Em 1969, o homem chegou à Lua. Rupert Murdoch preferiu chegar às bancas. Uma viagem durou oito dias; a outra ainda não acabou. Ink, filme de abertura da 83.ª Mostra de Veneza e primeiro título de Danny Boyle em Competição no Lido, regressa ao momento em que a imprensa britânica percebeu que podia contar o mundo, embalá-lo, pôr-lhe um título de cinco palavras e vender a embalagem a milhões. Com 116 minutos de duração o filme, adapta a peça de James Graham, também autor do argumento, e põe Guy Pearce, Jack O’Connell e Claire Foy dentro da redacção onde começou uma revolução que ainda não encontrou botão para desligar.
Murdoch, interpretado por Guy Pearce, compra o decadente The Sun e entrega a direção a Larry Lamb, jornalista do norte de Inglaterra, ferozmente ambicioso, interpretado por Jack O’Connell. A missão parece simples, algo que costuma ser a maneira mais rápida de uma missão se tornar verdadeiramente arriscada: derrotar as vendas do Daily Mirror. Lamb percebe depressa que não o fará oferecendo uma versão ligeiramente melhor do rival. Vai, por isso, dar aos leitores manchetes que gritam, futebol, sexo, crime, celebridades, emoção, indignação, cumplicidade e uma ideia que mudaria o negócio: a circulação é a única sondagem que verdadeiramente interessa.

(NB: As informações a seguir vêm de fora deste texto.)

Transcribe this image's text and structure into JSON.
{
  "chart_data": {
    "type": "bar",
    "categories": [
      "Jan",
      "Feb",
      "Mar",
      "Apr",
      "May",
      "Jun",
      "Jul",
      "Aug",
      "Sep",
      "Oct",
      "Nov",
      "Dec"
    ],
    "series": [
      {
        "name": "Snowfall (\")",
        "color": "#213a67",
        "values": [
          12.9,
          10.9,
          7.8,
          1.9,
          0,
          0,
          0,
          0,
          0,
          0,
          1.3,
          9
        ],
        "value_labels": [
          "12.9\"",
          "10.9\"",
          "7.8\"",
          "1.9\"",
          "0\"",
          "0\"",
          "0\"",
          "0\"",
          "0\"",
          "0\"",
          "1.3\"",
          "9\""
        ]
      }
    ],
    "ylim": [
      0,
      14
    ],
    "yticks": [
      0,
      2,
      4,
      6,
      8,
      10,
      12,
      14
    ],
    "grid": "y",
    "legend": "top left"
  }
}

O algoritmo em papel e formato tabloide
O argumentista James Graham acerta em cheio ao deslocar o centro dramático para o editor-chefe Larry Lamb. Murdoch fornece o dinheiro, o instinto e a fome imperial; Lamb descobre a fórmula. É o operário brilhante e brutal da nova imprensa popular, um homem que conhece a rua, percebe quem compra o jornal e sabe o que é preciso fazer para obrigar alguém a pegar nele e ler.
Danny Boyle reconhece esse impulso porque toda a sua carreira viveu de energia, velocidade, excesso e vício. De Pequenos Homicídios entre Amigos a Trainspotting, de 28 Dias Depois a Quem Quer Ser Bilionário?, Boyle sempre soube que uma imagem tem primeiro de agarrar o espectador antes de começar a interrogá-lo. Ink é sem dúvida o seu filme mais visceralmente boyleano em bastante tempo: a redação funciona como uma máquina de combustão feita de telefones, provas, fotografias, cigarros, berros, relógios, tinta e papel.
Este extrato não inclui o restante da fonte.